News story

D-day as evaporator starts its mission

Sellafield’s latest plant is up and running and supporting the site’s clean-up mission.

The £750m plant is needed to clean out the site’s reprocessing plants.
The £750m plant is needed to clean out the site’s reprocessing plants.

Sellafield’s newest plant is up and running, supporting the site’s clean-up mission.

Evaporator D has been set to work reducing the volume of Sellafield’s most radioactive waste product - highly active liquor.

The £750m plant is the only evaporator on the site able to process high-level liquid waste created during the clean-out of the Sellafield’s reprocessing plants.

It acts like a giant kettle, reducing the volume of liquor so it can be turned into glass form and safely stored.

The facility was switched on at 8am on 8 December and is going through a 12 month process to prove its capability to regulators.

Once fully operational, Sellafield’s two older evaporators will retire.

Steve Bostock, Sellafield Ltd chief operating officer, said:

Cleaning up the Sellafield site safely and securely is our mission. Evaporator D is a critical part.

It will enable us to clean out our former reprocessing plants; no other facility could do this.

It will also allow us to retire our oldest evaporators. We’ve worked these evaporators hard and they are nearing the end of their useful life.

Sellafield Ltd operates on behalf of the Nuclear Decommissioning Authority (NDA).

Duncan Thompson, the NDA’s Sellafield programme director, said:

Evaporator D provides important capability required to complete our mission in a safe, secure and cost-effective manner.

It’s a complex piece of nuclear engineering and I thank all those involved from Sellafield Ltd and the supply chain for their hard work and commitment.

The project to design and construct Evaporator D was challenging. It was the first project of its size in many years. The building includes 23,000 tonnes of concrete and 22km of pipework. It also required the construction of other facilities, such as cooling towers.

The evaporator modules were so large they had to be transported by sea. A docking platform was constructed on Sellafield’s beach. Bridges and street furniture were removed to clear its route from shore to site.

Lessons learned have shaped how Sellafield Ltd will manage future projects.
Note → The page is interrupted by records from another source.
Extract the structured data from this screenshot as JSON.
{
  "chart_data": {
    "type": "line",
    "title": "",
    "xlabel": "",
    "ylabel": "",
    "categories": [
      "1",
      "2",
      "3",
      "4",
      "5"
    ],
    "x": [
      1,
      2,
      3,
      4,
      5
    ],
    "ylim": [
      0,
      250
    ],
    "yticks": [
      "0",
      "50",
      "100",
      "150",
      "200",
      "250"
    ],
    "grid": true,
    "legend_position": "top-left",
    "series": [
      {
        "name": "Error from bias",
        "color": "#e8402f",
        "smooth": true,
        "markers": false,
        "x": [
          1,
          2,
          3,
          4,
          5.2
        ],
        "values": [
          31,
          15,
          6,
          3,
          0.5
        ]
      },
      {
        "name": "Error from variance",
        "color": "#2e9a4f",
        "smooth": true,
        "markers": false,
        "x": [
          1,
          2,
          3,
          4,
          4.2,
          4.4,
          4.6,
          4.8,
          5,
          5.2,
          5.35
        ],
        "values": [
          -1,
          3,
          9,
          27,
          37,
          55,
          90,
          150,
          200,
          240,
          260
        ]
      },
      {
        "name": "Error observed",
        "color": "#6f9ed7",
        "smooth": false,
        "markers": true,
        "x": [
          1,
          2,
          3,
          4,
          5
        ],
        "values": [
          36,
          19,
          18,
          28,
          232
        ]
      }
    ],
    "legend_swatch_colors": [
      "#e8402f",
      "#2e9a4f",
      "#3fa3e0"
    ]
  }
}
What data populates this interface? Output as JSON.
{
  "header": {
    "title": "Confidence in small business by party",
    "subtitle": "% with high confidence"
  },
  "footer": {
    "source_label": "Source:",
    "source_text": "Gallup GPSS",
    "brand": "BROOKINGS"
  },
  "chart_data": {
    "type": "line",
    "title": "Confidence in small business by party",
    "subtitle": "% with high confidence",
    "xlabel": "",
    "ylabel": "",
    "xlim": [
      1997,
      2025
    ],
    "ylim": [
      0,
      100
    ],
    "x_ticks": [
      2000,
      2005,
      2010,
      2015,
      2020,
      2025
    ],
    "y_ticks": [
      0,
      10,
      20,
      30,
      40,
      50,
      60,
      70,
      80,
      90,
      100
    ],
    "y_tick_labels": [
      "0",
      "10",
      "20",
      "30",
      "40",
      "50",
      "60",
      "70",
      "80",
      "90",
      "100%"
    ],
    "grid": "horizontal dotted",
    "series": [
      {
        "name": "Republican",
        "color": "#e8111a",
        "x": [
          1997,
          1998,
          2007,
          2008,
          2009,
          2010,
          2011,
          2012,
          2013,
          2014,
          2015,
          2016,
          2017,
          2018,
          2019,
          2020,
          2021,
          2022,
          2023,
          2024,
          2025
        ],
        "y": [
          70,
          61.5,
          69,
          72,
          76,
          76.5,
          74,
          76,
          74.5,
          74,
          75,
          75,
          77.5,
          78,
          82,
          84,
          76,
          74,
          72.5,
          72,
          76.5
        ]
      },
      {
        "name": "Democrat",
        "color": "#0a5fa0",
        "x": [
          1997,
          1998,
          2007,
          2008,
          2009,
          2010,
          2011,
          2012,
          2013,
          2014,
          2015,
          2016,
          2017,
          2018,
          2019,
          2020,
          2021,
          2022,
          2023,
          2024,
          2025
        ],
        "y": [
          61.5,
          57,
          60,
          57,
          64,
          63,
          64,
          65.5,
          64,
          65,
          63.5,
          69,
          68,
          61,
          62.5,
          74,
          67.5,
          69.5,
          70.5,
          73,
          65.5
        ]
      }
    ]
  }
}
A project delivery directorate has been created alongside the ‘Project Academy’, which provides training for the company’s workforce, supply chain, and people from the local community, in association with University of Cumbria.

Evaporator D was delivered by Sellafield Ltd and principal contractor Costain on behalf of the NDA, as part of its work to reduce the hazards left from the UK’s civil nuclear legacy.